LORENZO TANADA ET AL VS HON JUAN C. TUVERA ET AL - GR NO. L-63915
Facts:
Petitioners filed a Petition for Mandamus compelling the respondents to publish all presidential decrees
that are not published yet, regardless if these decrees were able to provide for their own effectivity.The
Solicitor General, representing the respondents, moved for the dismissal of the case, contending that
petitioners have no legal personality to bring the instant petition.
Issues:
Whether or not publication in the Official Gazette or any other form of is required before any law to
take effect?
Ruling:
the court agreed that it's essential for any law or statute to be distributed first before they become
compelling as it's unlawful for somebody to be rebuffed for abusing a law which he got no notice about,
and there would be no reason for the utilization of Article 3, in this way forestalls fair treatment to
occur. Subsequently, the court requested the rsepondents to distribute all unpublished official issuances
in the Official Gazette—up to that point, these official issuances won't produce results.
Facts:
Petitioners Batangas I Electric Cooperative, Inc. (BATELEC I), Quezon I Electric Cooperative, Inc.

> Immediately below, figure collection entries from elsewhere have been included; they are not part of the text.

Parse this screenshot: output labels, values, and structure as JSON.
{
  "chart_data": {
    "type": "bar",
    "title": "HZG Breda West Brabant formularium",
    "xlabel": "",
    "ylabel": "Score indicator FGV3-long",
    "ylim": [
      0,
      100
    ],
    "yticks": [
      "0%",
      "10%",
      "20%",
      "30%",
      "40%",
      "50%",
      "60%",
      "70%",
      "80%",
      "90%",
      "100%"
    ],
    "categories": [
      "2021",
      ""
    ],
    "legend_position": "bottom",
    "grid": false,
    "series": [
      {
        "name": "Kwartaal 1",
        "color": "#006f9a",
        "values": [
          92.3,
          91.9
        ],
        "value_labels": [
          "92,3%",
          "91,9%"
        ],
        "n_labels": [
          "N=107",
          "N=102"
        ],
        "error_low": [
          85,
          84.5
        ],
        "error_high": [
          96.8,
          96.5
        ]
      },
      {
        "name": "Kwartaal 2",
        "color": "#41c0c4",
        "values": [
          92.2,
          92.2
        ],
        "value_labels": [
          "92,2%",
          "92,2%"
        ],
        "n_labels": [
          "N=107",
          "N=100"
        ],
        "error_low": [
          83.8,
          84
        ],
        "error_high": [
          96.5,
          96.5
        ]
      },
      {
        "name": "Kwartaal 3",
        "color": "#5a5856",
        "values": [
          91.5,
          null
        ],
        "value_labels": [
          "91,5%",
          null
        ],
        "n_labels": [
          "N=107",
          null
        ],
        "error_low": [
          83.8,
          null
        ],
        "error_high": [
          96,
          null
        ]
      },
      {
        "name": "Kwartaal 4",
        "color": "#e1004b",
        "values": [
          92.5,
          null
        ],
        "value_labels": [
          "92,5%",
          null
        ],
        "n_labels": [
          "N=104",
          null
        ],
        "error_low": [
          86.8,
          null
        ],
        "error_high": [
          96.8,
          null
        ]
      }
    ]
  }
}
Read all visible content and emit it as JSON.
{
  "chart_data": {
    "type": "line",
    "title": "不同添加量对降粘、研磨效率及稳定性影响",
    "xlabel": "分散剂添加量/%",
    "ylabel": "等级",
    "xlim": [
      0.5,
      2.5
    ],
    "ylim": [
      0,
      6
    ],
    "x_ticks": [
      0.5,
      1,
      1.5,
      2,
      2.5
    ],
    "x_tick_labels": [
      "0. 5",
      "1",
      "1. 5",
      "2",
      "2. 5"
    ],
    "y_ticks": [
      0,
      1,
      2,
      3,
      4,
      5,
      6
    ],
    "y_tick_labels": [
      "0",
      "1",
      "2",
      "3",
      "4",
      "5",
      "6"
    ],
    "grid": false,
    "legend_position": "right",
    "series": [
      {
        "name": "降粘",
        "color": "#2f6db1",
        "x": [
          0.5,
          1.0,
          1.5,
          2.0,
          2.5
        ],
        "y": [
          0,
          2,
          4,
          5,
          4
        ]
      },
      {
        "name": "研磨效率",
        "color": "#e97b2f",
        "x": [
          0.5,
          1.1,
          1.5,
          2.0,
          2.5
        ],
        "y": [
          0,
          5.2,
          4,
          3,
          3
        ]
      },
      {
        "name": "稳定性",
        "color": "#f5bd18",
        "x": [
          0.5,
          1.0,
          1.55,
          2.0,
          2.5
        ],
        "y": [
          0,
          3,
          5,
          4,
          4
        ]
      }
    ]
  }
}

(QUEZELCO I), Quezon II Electric Cooperative, Inc. (QUEZELCO II) and Pampanga Rural Electric Service
Cooperative, Inc. (PRESCO) are country electric cooperatives set up under P.D. No. 269. BATELEC I,
QUEZELCO I and QUEZELCO II are individuals from the Association of Southern Tagalog Electric
Cooperatives, Inc. (ASTEC). PRESCO is an individual from the Central Luzon Electric Cooperatives
Association, Inc. (CLECA). BATELEC I, et al. are occupied with the distribution of electricity.
Issues:
Whether or not the assailed orders are invalid for non-publication, non-submission to the U.P. Law
Center and for their retroactivity?
Ruling:
The petition is partly meritorious. Procedural due process demands that administrative rules and
guidelines be distributed to be successful. In Tada v. Tuvera, this Court explained the crucial necessity of
distribution, consequently: "We hold subsequently that all resolutions, including those of local
application and private laws, will be distributed as a condition for their effectivity, which will start fifteen
days after distribution except if an alternate effectivity date is fixed by the assembly. Managerial
standards and guidelines should likewise be distributed if their motivation is to authorize or execute
existing law compatible additionally to a legitimate designation."